Identity is the new perimeter — most breaches start with a stolen or phished credential. Here's how to make accounts genuinely hard to take over, not just "MFA-enabled."

Updated June 2026 ~7 min read Actionable
What's inside
  1. Why identity is the target
  2. Not all MFA is equal
  3. Phishing-resistant MFA
  4. Conditional access
  5. Least privilege & RBAC
  6. Non-human identities
  7. Rollout checklist

1. Why identity is the target

Attackers don't break in anymore — they log in.

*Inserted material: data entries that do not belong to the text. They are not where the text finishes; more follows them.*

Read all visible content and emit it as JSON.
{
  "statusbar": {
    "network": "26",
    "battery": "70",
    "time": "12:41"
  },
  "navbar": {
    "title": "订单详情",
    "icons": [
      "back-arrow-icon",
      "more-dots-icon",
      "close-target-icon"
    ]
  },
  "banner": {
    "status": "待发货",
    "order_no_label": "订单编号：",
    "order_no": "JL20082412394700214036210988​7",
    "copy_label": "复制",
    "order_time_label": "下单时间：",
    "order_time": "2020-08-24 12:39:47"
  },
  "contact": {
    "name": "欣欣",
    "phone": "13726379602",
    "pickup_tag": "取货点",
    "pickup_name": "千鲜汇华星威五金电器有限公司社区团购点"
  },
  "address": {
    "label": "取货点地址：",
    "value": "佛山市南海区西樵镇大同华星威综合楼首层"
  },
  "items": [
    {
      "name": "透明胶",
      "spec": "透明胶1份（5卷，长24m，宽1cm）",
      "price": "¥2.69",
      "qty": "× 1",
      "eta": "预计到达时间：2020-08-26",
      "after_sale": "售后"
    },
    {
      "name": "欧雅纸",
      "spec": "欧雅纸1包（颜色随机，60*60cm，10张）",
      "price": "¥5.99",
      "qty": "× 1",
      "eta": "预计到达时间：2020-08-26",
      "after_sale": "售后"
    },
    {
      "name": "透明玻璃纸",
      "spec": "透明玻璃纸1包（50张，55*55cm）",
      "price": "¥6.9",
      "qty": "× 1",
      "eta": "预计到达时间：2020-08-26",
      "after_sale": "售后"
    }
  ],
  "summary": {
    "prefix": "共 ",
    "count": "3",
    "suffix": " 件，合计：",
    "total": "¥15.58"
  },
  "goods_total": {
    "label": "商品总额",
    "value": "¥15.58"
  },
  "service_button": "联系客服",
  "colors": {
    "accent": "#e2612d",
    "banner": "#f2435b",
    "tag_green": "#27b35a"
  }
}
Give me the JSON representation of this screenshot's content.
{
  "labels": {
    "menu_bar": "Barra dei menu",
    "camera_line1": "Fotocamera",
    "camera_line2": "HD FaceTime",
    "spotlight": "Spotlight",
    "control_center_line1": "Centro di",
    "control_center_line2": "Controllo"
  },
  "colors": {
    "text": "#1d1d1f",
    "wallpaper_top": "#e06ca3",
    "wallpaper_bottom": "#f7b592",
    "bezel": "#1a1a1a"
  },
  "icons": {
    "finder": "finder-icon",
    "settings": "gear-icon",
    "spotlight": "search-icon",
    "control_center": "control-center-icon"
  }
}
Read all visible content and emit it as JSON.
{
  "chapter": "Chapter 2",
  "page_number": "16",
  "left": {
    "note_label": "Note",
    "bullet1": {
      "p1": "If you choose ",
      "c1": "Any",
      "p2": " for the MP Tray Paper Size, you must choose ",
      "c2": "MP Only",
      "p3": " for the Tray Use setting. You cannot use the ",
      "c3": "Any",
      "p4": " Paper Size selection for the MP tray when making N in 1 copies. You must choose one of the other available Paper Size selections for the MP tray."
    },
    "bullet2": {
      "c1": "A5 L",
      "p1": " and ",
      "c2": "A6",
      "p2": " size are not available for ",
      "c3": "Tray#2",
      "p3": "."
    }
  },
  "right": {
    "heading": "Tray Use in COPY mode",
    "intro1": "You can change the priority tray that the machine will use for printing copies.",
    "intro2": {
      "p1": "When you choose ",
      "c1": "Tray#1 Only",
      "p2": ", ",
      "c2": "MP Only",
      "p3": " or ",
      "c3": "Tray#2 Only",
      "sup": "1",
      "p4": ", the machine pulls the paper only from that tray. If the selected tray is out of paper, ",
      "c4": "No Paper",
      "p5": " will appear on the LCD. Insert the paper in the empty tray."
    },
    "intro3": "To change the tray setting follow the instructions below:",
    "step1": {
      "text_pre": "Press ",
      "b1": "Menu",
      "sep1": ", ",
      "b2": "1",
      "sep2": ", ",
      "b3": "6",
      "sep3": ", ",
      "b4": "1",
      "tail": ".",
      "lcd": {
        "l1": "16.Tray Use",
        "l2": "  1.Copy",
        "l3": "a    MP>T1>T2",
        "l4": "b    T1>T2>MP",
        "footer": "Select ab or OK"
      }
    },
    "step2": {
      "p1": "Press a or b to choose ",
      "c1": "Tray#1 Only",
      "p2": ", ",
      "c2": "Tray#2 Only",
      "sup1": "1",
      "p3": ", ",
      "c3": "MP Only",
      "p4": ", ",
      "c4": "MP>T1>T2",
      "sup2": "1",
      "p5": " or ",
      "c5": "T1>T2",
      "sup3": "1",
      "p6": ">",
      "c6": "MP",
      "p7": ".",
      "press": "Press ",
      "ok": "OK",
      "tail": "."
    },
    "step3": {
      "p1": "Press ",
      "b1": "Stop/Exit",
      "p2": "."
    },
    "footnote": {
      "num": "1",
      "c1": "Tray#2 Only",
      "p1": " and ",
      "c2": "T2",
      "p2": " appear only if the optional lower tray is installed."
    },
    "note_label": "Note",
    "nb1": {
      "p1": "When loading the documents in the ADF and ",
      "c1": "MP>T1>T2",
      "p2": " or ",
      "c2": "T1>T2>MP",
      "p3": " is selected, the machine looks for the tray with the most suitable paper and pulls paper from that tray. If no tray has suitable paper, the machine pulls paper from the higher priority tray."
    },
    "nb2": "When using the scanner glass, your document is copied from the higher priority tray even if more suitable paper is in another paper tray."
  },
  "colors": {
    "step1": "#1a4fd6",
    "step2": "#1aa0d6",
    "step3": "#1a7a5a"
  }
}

Phished passwords, credential stuffing, session-token theft and MFA-fatigue attacks all aim at one thing: a valid identity. Once they have it, they look legitimate to most defenses. Hardening identity is therefore the highest-leverage security investment most organizations can make.

2. Not all MFA is equal

"We have MFA" can mean anything from genuinely strong to trivially bypassable. Ranked from strongest to weakest:

MethodStrengthNotes
FIDO2 / passkeys / hardware keysStrongestPhishing-resistant by design — bound to the origin
Authenticator app (TOTP)GoodSolid, but codes can be phished in real time
Push approvalGood*Strong with number-matching; weak to MFA-fatigue without it
SMS / email codesWeakSIM-swap and interception — avoid for anything sensitive
The takeaway. Push past "MFA enabled" to phishing-resistant MFA on your crown-jewel accounts — admins, email, VPN, identity provider. SMS is better than nothing but shouldn't guard anything that matters.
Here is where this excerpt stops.